I’ve spent too much time lately railing against the omnipresence of cell phones, laptops and so forth, and resisting attempts to persuade me to buy an iPhone. I get along pretty well with a pink thing called a Jitterbug that has a large key pad, makes and receives calls, doesn’t text—I hate the idea of sending snippets to friends and family all day long.
But whenever I am very vehement, as in this case, I suspect something else is hidden under my overheated response.
Walking back this evening in the orange light of the setting sun, I thought of how difficult it is to stay in the moment, no matter where that moment takes place, even in the familiar but yet ever-surprising beauty if Santa Fe.

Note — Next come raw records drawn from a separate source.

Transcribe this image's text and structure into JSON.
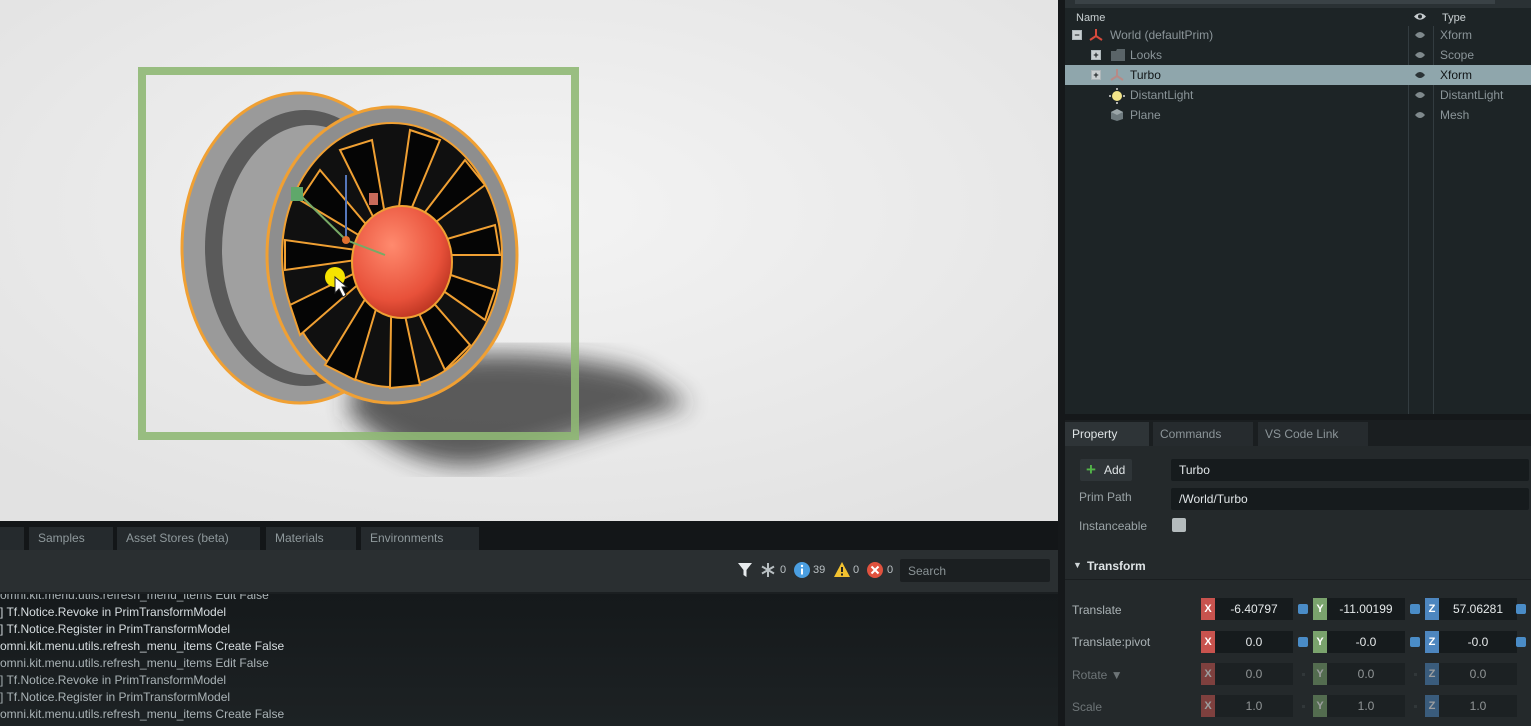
{
  "stage": {
    "columns": {
      "name": "Name",
      "type": "Type"
    },
    "rows": [
      {
        "name": "World (defaultPrim)",
        "type": "Xform",
        "expander": "−"
      },
      {
        "name": "Looks",
        "type": "Scope",
        "expander": "+"
      },
      {
        "name": "Turbo",
        "type": "Xform",
        "expander": "+",
        "selected": true
      },
      {
        "name": "DistantLight",
        "type": "DistantLight"
      },
      {
        "name": "Plane",
        "type": "Mesh"
      }
    ]
  },
  "property": {
    "tabs": [
      "Property",
      "Commands",
      "VS Code Link"
    ],
    "add_label": "Add",
    "name_value": "Turbo",
    "prim_path_label": "Prim Path",
    "prim_path_value": "/World/Turbo",
    "instanceable_label": "Instanceable",
    "transform_header": "Transform",
    "transform": {
      "translate": {
        "label": "Translate",
        "x": "-6.40797",
        "y": "-11.00199",
        "z": "57.06281"
      },
      "translate_pivot": {
        "label": "Translate:pivot",
        "x": "0.0",
        "y": "-0.0",
        "z": "-0.0"
      },
      "rotate": {
        "label": "Rotate ▼",
        "x": "0.0",
        "y": "0.0",
        "z": "0.0"
      },
      "scale": {
        "label": "Scale",
        "x": "1.0",
        "y": "1.0",
        "z": "1.0"
      }
    },
    "axis_letters": {
      "x": "X",
      "y": "Y",
      "z": "Z"
    }
  },
  "bottom": {
    "tabs": [
      "Samples",
      "Asset Stores (beta)",
      "Materials",
      "Environments"
    ],
    "counts": {
      "verbose": "0",
      "info": "39",
      "warning": "0",
      "error": "0"
    },
    "search_placeholder": "Search",
    "log_lines": [
      "omni.kit.menu.utils.refresh_menu_items Edit False",
      "] Tf.Notice.Revoke in PrimTransformModel",
      "] Tf.Notice.Register in PrimTransformModel",
      "omni.kit.menu.utils.refresh_menu_items Create False",
      "omni.kit.menu.utils.refresh_menu_items Edit False",
      "] Tf.Notice.Revoke in PrimTransformModel",
      "] Tf.Notice.Register in PrimTransformModel",
      "omni.kit.menu.utils.refresh_menu_items Create False"
    ]
  },
  "colors": {
    "selection_box": "#8fb874",
    "outline": "#f0a033",
    "selected_row": "#8fa6ac",
    "axis_x": "#c8534e",
    "axis_y": "#7aa36d",
    "axis_z": "#4d86bf"
  },
  "icons": [
    "xform-icon",
    "folder-icon",
    "xform-faded-icon",
    "light-icon",
    "mesh-icon",
    "eye-icon",
    "filter-icon",
    "info-icon",
    "warning-icon",
    "error-icon",
    "asterisk-icon",
    "plus-icon"
  ]
}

I don’t remember when it happened, or even if it did happen, but it seems to me that when I was around five, I discovered that the way to survive my emotional wounding—and we all have to survive emotional wounding, at some time or another—was to NOTICE: to lose my sense of my own pain in studying my surroundings, whether it was the fallen magnolia petals I turned into faces or the ugly darting beak of a broody hen.

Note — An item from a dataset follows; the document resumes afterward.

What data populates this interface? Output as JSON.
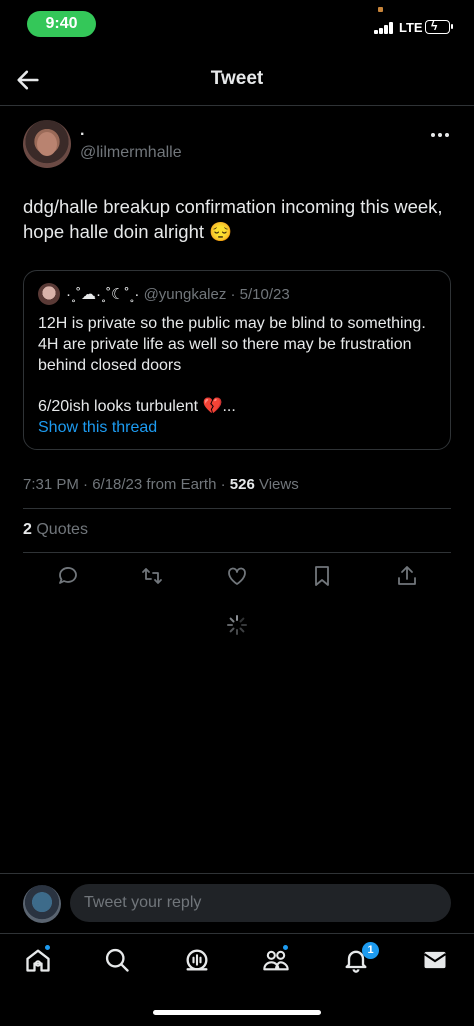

This method of obscuring or blunting pain still works for me, sometimes. But it won’t work, can’t work, if I’m holding a cell phone to my ear or tapping away on my laptop.
But then I had to consider that the other masking measure for pain is distraction—even the distraction of what we call retail therapy, which works at least as well as food, gossip, or drink.

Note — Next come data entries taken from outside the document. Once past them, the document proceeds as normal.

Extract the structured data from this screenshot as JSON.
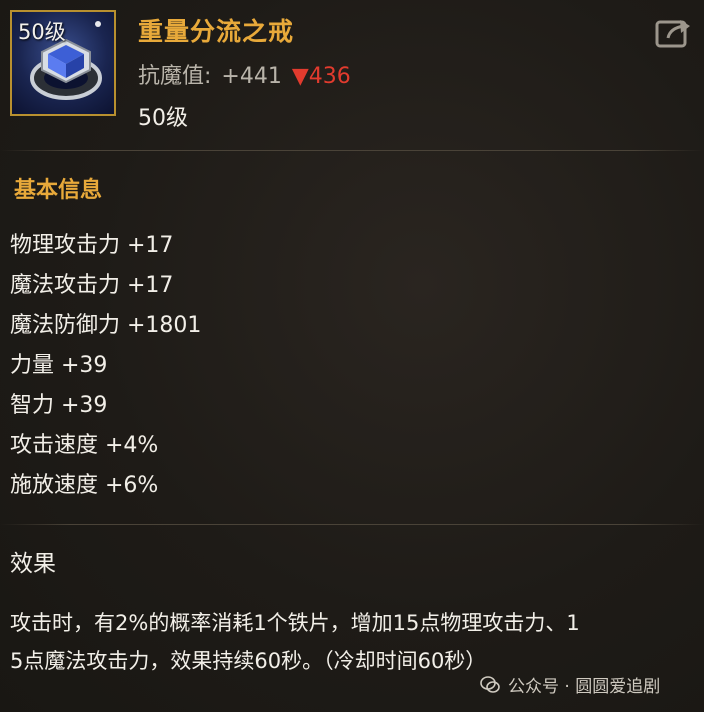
{
  "item": {
    "level_badge": "50级",
    "name": "重量分流之戒",
    "stat_label": "抗魔值:",
    "stat_value": "+441",
    "stat_down_arrow": "▼",
    "stat_down_value": "436",
    "level_text": "50级",
    "icon": "ring-icon",
    "share_icon": "share-icon"
  },
  "basic": {
    "title": "基本信息",
    "attributes": [
      "物理攻击力 +17",
      "魔法攻击力 +17",
      "魔法防御力 +1801",
      "力量 +39",
      "智力 +39",
      "攻击速度 +4%",
      "施放速度 +6%"
    ]
  },
  "effect": {
    "title": "效果",
    "line1": "攻击时，有2%的概率消耗1个铁片，增加15点物理攻击力、1",
    "line2": "5点魔法攻击力，效果持续60秒。（冷却时间60秒）"
  },
  "watermark": {
    "text": "公众号 · 圆圆爱追剧",
    "icon": "wechat-icon"
  },
  "colors": {
    "name_gold": "#e8a93a",
    "down_red": "#e23b2e",
    "frame_gold": "#b8902f"
  }
}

So why should I rail against what seems to provide other people with the relief provided by a sense of community?
Because, I think, community in the end is not what it’s all about—at least for artists. What we see, hear and smell is the core of our work, and the core of our survival.
Community is delightful, and I wish I had more of it. But in the end, the pangs of fear—fear of desolation, fear of death, desertion, heartbreak, miserable misunderstandings—won’t be placated by community—unless I use community for endless complaining, usually about other people.
The only solace—and on this dark evening it feels poor and thin—is my open-eyed observation of what lies around me.
I wonder if anyone else feels this way?